This operator searches for anomalies on the base of the standard-deviation. First input port: data, second input port: deviation information. The operator uses the deviation information from the DeviationLearn operator and compares the value of the tuple to the last learned deviation information without this tuple. If the value of the tuple is out of the normal range around the mean, the tuple is considered as an anomaly. The operator has some additional settings which can be used to find anomalies in some special situations.
Parameters
- interval Defines, how many standard deviations are allowed for a tuple to be different from the mean. 3.0 is the default value. Choose a smaller value to get more anomalies.
- attribute Name of the attribute which should be analysed
- GROUP_BY To group the tuples and learn a unique deviation for each group. If used with a deviationLearn operator, use the group attribute it produces as group_by in this operator.
- fastGrouping Use hash code instead of tuple compare to create group. Potentially unsafe!
- windowChecking If true, it's checked if the last (tumbling) window had an anomaly. If two following windows have at least one anomaly per window, all non-anomaly tuples between the two anomalies will be send, too. AnomalyScore for the non-anomaly tuples between the anomalies is Double.MINVALUE.
- onlyFirstAnomaly If you use windowChecking and set this option true, then an anomaly tuple is only send, if the last window had no anomaly. You get exalctly one tuple at the beginning of an anomal phase.
- reportEndOfAnomalies If you use windowChecking and set this option true, then a tuple with anomaly score = 0 is send, if the last window had an anomaly, but the current has not.
- deliverUnlearnedElements If you want to get tuples for which no deviation information is available (e.g. the first tuple), you can set this to true. Default is false.
- tuplesToWait If you want the operator to learn for a while before it starts to analyse, you can set that the operator has to wait x tuples (each group has its own counter) before it starts to analyse. Default is 0.
- maxRelativeChange If you want the operator to learn for a while before it starts to analyse, you can set that the operator has to wait until the relative change between the last mean and the new mean from the operator before this one is lower than the given value. This avoids early false-positives. Can be used together with 'tuplesToWait'. Default is 0.

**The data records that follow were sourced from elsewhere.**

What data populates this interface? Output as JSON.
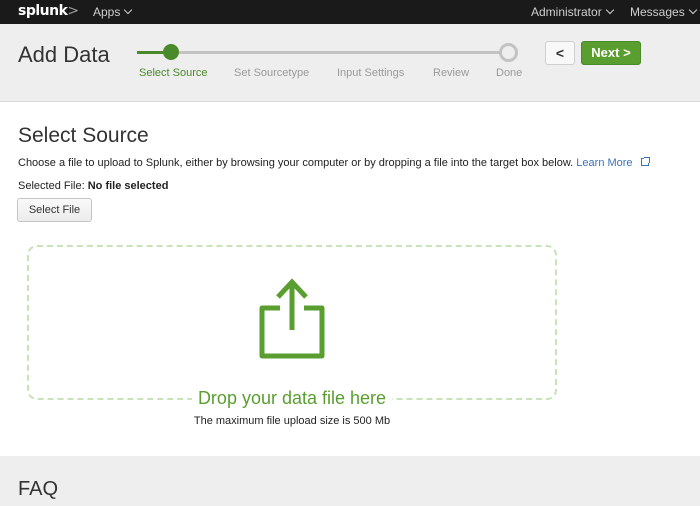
{
  "topbar": {
    "logo": "splunk",
    "logo_chevron": ">",
    "apps_label": "Apps",
    "user_label": "Administrator",
    "messages_label": "Messages"
  },
  "header": {
    "title": "Add Data",
    "steps": [
      {
        "label": "Select Source",
        "state": "active"
      },
      {
        "label": "Set Sourcetype",
        "state": "pending"
      },
      {
        "label": "Input Settings",
        "state": "pending"
      },
      {
        "label": "Review",
        "state": "pending"
      },
      {
        "label": "Done",
        "state": "pending"
      }
    ],
    "back_label": "<",
    "next_label": "Next >"
  },
  "main": {
    "section_title": "Select Source",
    "description": "Choose a file to upload to Splunk, either by browsing your computer or by dropping a file into the target box below.",
    "learn_more": "Learn More",
    "selected_file_label": "Selected File:",
    "selected_file_value": "No file selected",
    "select_file_button": "Select File",
    "drop_text": "Drop your data file here",
    "max_size_text": "The maximum file upload size is 500 Mb"
  },
  "faq": {
    "title": "FAQ"
  },
  "colors": {
    "accent_green": "#5a9e30",
    "step_green": "#4a8a2a",
    "link_blue": "#3a73b8",
    "topbar_bg": "#1a1a1a"
  }
}
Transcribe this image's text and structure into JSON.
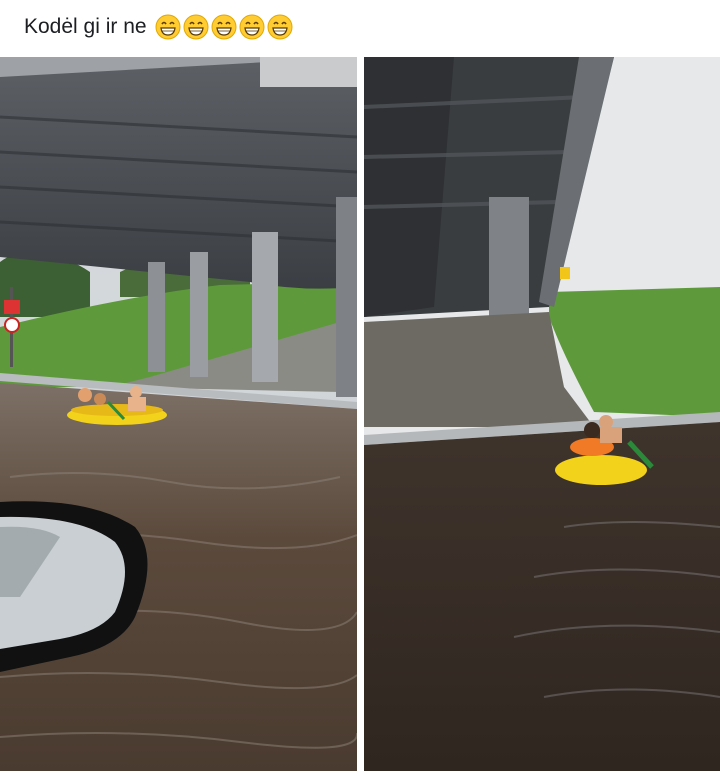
{
  "post": {
    "caption": "Kodėl gi ir ne",
    "emoji_count": 5,
    "emoji_icon": "grinning-face-with-smiling-eyes-icon"
  },
  "photos": [
    {
      "name": "flooded-underpass-photo-left",
      "description_icon": "photo-icon"
    },
    {
      "name": "flooded-underpass-photo-right",
      "description_icon": "photo-icon"
    }
  ],
  "colors": {
    "water": "#4e3f33",
    "grass": "#5e9a3c",
    "bridge": "#4a4d52",
    "raft_yellow": "#f2d21a"
  }
}
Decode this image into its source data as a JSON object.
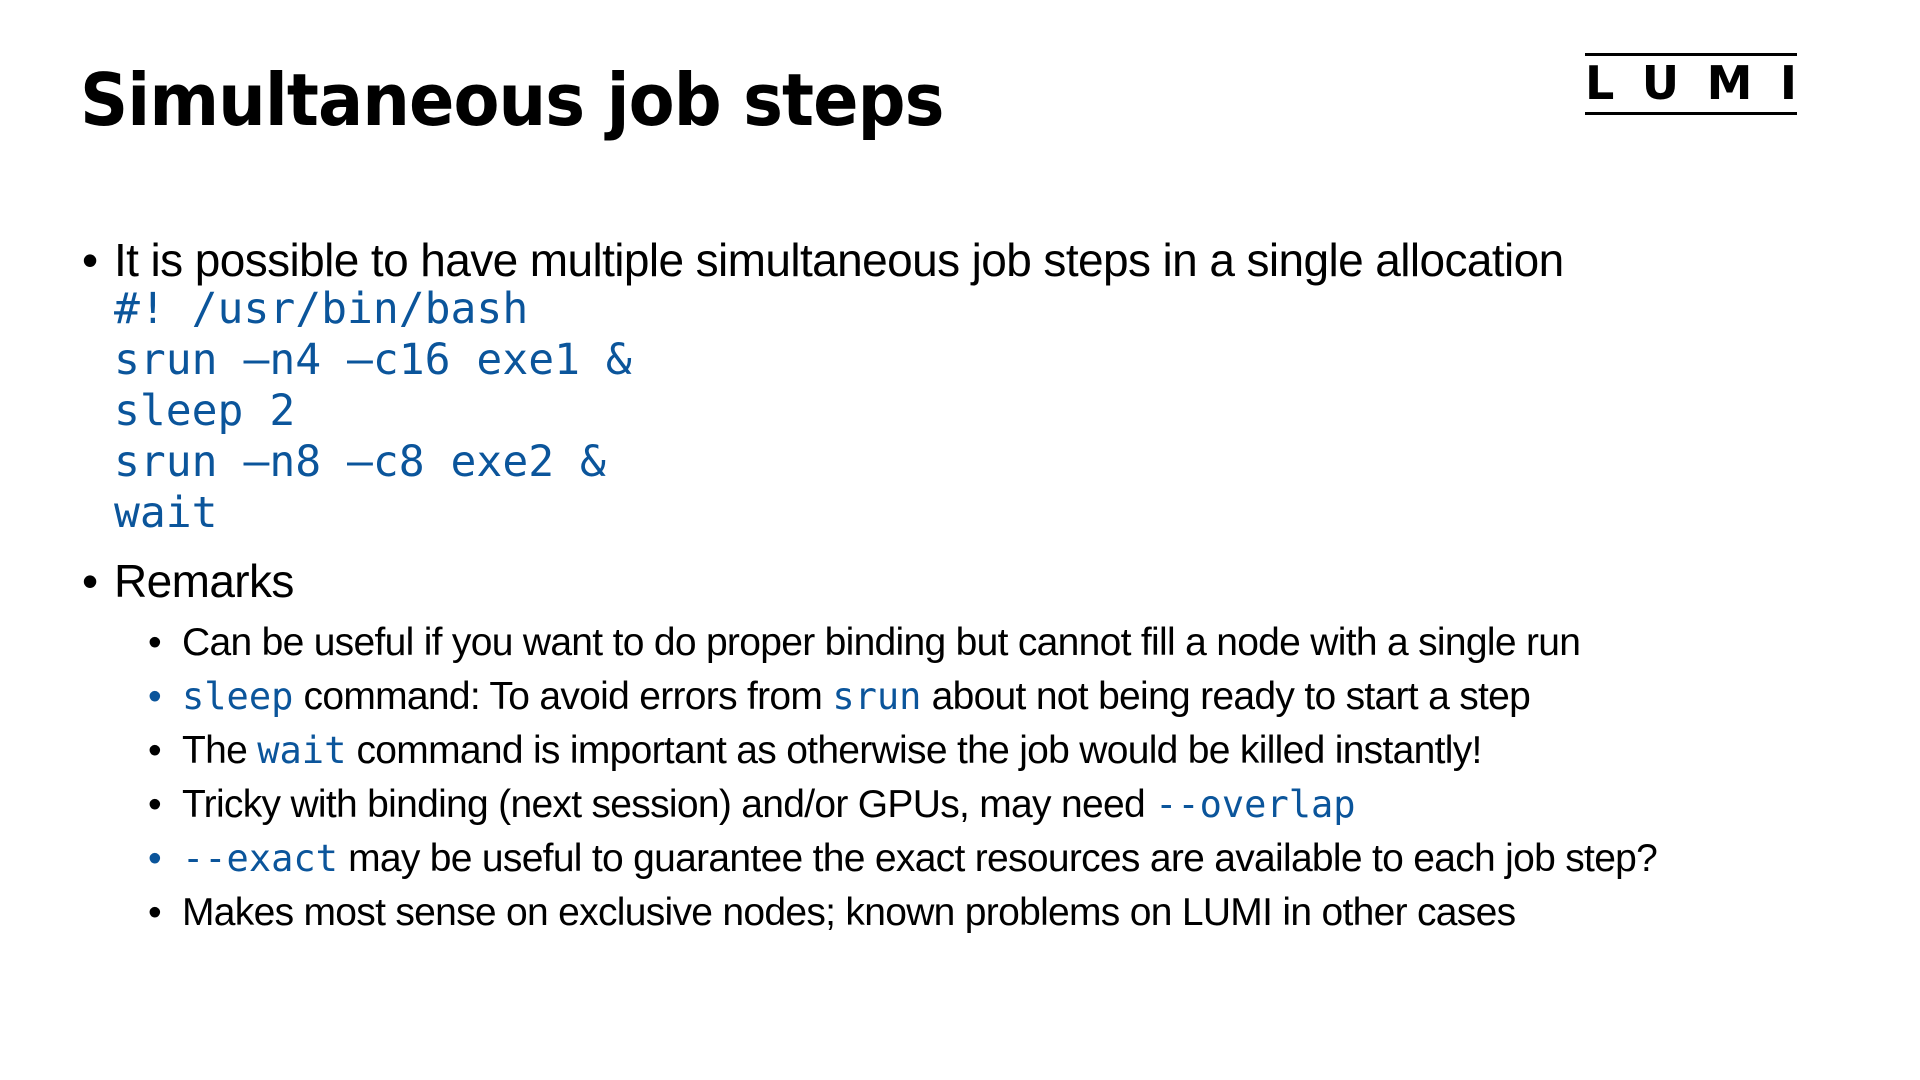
{
  "slide": {
    "title": "Simultaneous job steps",
    "logo": {
      "letters": [
        "L",
        "U",
        "M",
        "I"
      ]
    }
  },
  "colors": {
    "code": "#0b559b",
    "text": "#000000"
  },
  "bullets": [
    {
      "text": "It is possible to have multiple simultaneous job steps in a single allocation",
      "code": [
        "#! /usr/bin/bash",
        "srun –n4 –c16 exe1 &",
        "sleep 2",
        "srun –n8 –c8 exe2 &",
        "wait"
      ]
    },
    {
      "text": "Remarks",
      "sub": [
        {
          "bullet": "•",
          "parts": [
            {
              "t": "Can be useful if you want to do proper binding but cannot fill a node with a single run"
            }
          ]
        },
        {
          "bullet": "•",
          "parts": [
            {
              "c": "sleep"
            },
            {
              "t": " command: To avoid errors from "
            },
            {
              "c": "srun"
            },
            {
              "t": " about not being ready to start a step"
            }
          ]
        },
        {
          "bullet": "•",
          "parts": [
            {
              "t": "The "
            },
            {
              "c": "wait"
            },
            {
              "t": " command is important as otherwise the job would be killed instantly!"
            }
          ]
        },
        {
          "bullet": "•",
          "parts": [
            {
              "t": "Tricky with binding (next session) and/or GPUs, may need "
            },
            {
              "c": "--overlap"
            }
          ]
        },
        {
          "bullet": "•",
          "parts": [
            {
              "c": "--exact"
            },
            {
              "t": " may be useful to guarantee the exact resources are available to each job step?"
            }
          ]
        },
        {
          "bullet": "•",
          "parts": [
            {
              "t": "Makes most sense on exclusive nodes; known problems on LUMI in other cases"
            }
          ]
        }
      ]
    }
  ],
  "bullet_glyph": "•"
}
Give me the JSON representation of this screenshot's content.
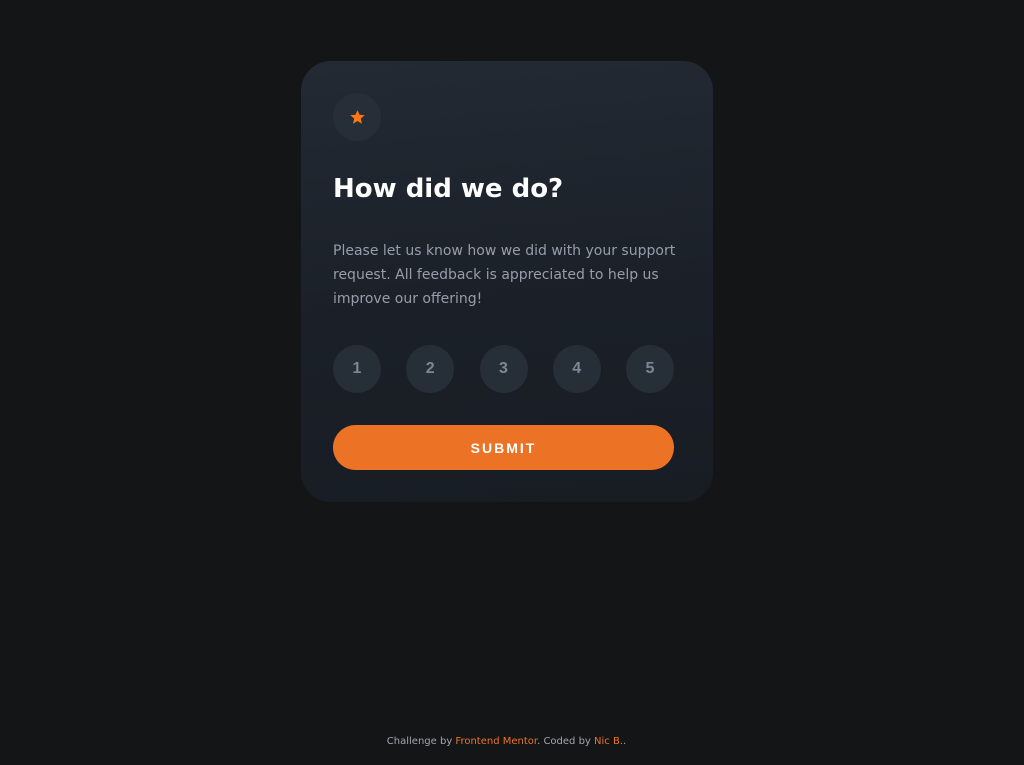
{
  "card": {
    "icon": "star-icon",
    "title": "How did we do?",
    "description": "Please let us know how we did with your support request. All feedback is appreciated to help us improve our offering!",
    "ratings": [
      "1",
      "2",
      "3",
      "4",
      "5"
    ],
    "submit_label": "SUBMIT"
  },
  "footer": {
    "prefix": "Challenge by ",
    "challenge_link": "Frontend Mentor",
    "middle": ". Coded by ",
    "author_link": "Nic B.",
    "suffix": "."
  },
  "colors": {
    "background": "#141517",
    "card": "#1f252e",
    "accent": "#ec7326",
    "muted_text": "#959eac",
    "rating_text": "#7c8798"
  }
}
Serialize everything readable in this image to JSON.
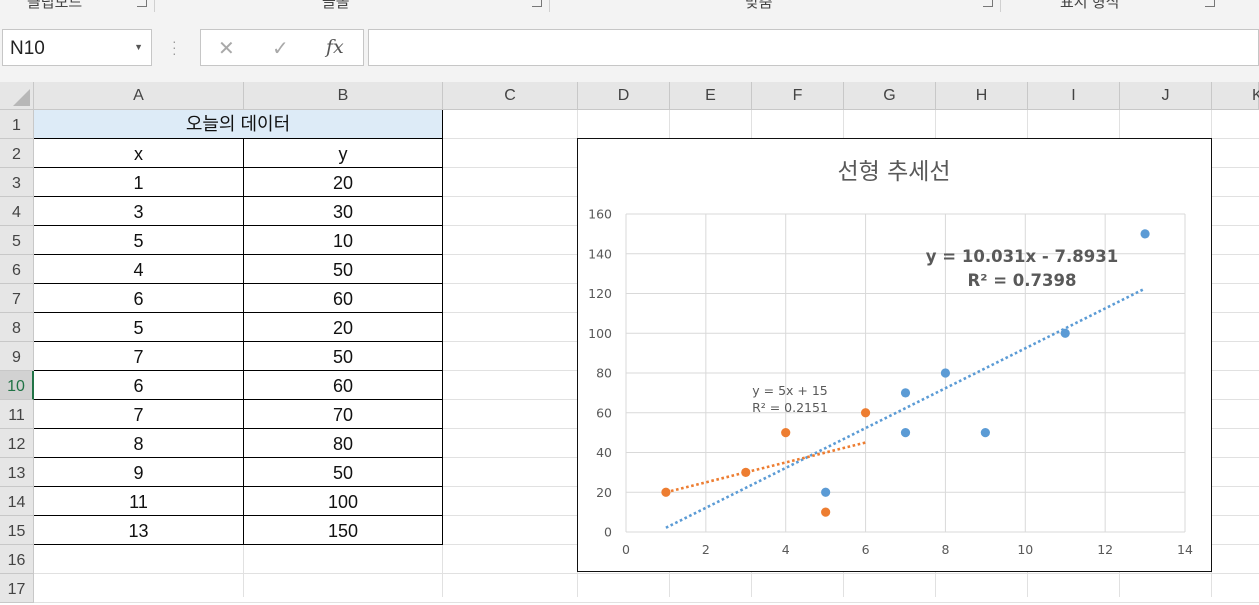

- timeSensitive If you do an interval analysis and want to check if the duration since the last tuple when a punctuation arrives, you can use this option. Assumes, that the attribute which is analysed is the time between two tuples. Only sends a tuple, if the time between the last sent anomaly-tuple based on punctuations and the next anomaly-tuple based on punctuations is an anomaly itself. Does the check for all groups. Default is false.
Example
#PARSER PQL #ADDQUERY /// Use the online training mode to learn the mean and the standard deviation deviationLearner = DEVIATIONLEARN({ trainingmode = 'ONLINE', nameofparameter = 'temp' }, System.manual ) /// Compare the current tuple with the learned values deviationAnalysis = DEVIATIONANOMALYDETECTION({ interval = 3.0, attribute = 'temp' }, 1:deviationLearner, 0:deviationLearner )
Extra settings
WindowChecking
The windowChecking option allows the operator, to use a window and check, if there is at least one anomaly in that window. If the data stream has anomal phases where some tuple may are "normal", these "normal" tuples can be marked as anomalies if they are between two windows which have both at least one anomaly. The figure below explains that behavior. The squares are tuples, each tuple is in exactly one window (a tumbling window is used). The tuples with a 0 are normal tuples, the tuples with a 10 are anomal tuples. With the option "windowChecking = true" the tuples between those two anomalies are also marked as anomalies and are therefore in the output stream.
Example
The code below shows an example with the windowChecking option. Here, some more special settings are used. The operator won't report the anomalies between the first and the last anomaly in an anomaly sequence. If you again take a look at the example figure above, the zeros between the "10"-tuples would not be reported with this options.
The DeviationLearn operator only learns the fist 100 tuples, because they are considered as normal.
#PARSER PQL #RUNQUERY /// A tumbling window -> We will search for anomalies in a window windowOp = ELEMENTWINDOW({ size = 20, advance = 20 }, System.fridgeVibration ) /// Learn how the "normal" area looks like intervalLearn = DEVIATIONLEARN({ attribute = 'vibration', trainingmode = 'TUPLE_BASED', tuplestolearn = 100 }, windowOp ) /// Checks, if the current window has an anomaly intervalDetect = DEVIATIONANOMALYDETECTION({ attribute = 'vibration', interval = 3.0, windowchecking = 'true', onlyfirstanomaly = 'true', reportendofanomalies = 'true' }, 1:intervalLearn, 0:intervalLearn )